Once per quarter, run a tabletop or technical exercise that asks your red team or a trusted third party to simulate traffic from addresses that are on your blocklist through techniques that might evade detection: IPv4-mapped IPv6, traffic routed through an unlisted proxy chain, requests using address ranges adjacent to blocked CIDR blocks. Document what was caught and what passed through. Use the results to drive specific configuration changes rather than general improvement goals.
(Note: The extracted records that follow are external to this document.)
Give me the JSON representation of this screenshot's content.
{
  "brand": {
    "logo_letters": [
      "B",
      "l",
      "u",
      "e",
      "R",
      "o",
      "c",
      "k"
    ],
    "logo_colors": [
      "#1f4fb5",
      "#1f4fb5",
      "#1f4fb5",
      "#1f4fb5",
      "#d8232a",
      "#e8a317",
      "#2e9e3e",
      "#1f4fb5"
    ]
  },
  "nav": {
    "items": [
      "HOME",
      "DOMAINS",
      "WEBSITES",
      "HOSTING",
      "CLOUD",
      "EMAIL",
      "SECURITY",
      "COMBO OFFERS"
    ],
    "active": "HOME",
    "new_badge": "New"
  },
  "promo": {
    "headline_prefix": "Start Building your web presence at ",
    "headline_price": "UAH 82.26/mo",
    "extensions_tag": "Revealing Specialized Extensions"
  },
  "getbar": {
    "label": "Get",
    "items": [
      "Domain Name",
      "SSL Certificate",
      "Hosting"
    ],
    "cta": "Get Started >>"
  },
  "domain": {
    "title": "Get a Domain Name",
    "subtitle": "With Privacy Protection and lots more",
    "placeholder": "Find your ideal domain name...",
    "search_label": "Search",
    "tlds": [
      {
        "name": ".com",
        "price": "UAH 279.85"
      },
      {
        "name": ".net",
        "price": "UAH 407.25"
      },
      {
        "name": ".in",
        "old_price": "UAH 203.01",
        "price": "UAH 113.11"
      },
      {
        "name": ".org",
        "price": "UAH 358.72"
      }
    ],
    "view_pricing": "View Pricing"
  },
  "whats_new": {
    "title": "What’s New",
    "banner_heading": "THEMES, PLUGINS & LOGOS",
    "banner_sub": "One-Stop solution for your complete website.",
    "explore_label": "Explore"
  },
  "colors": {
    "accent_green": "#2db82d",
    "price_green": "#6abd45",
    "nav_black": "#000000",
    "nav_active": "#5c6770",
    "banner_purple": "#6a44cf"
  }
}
The Structural Limit You Need to Accept

Blocklists catch what has been seen before. They provide coverage against known infrastructure, and when used as hunting tools against historical logs, they surface past exposure that would otherwise go undetected. They contribute meaningfully to a layered defense. They are not a substitute for behavioral detection, network anomaly analysis, or endpoint monitoring.

The Healthtech firm Xolis breach affecting 1.4 million records and the student loan breach exposing 2.5 million records both represent cases where the initial intrusion path and subsequent data exfiltration may or may not have touched blocklisted infrastructure, but in either scenario, blocklist coverage alone would have been insufficient to prevent the outcome. These incidents required detection capabilities operating across authentication logs, data access patterns, and lateral movement behaviors that IP reputation data does not address.

Position your blocklist investment accordingly. Keep it well-maintained, well-integrated, and honestly audited. Use it as the hunting and correlation layer it is built to be. Build the behavioral and anomaly detection layers alongside it rather than treating either as a replacement for the other.

Actionable Takeaways

  • Test your blocklist implementation against IPv4-mapped IPv6 addresses today. Normalize address formats before lookup to close the gap demonstrated in the eBanking phishing campaign.
  • Measure feed latency end to end from source update to enforcement point. Know the exact window during which a newly listed address can reach your environment.
  • Run retroactive blocklist matching against 90 days of allowed traffic. Schedule this as a recurring process, not a one-time exercise.
  • Add a second blocklist feed with a different collection methodology to improve coverage across attack types and actor categories.
  • Build context scoring that weights blocklist matches by asset sensitivity, connection direction, data volume, and multi-feed confirmation.
  • Maintain an internal indicator list derived from your own incident investigations. This feed will outperform generic sources for threats targeting your specific environment.
  • Conduct quarterly adversarial testing of your blocklist implementation using evasion techniques that active threat actors already employ.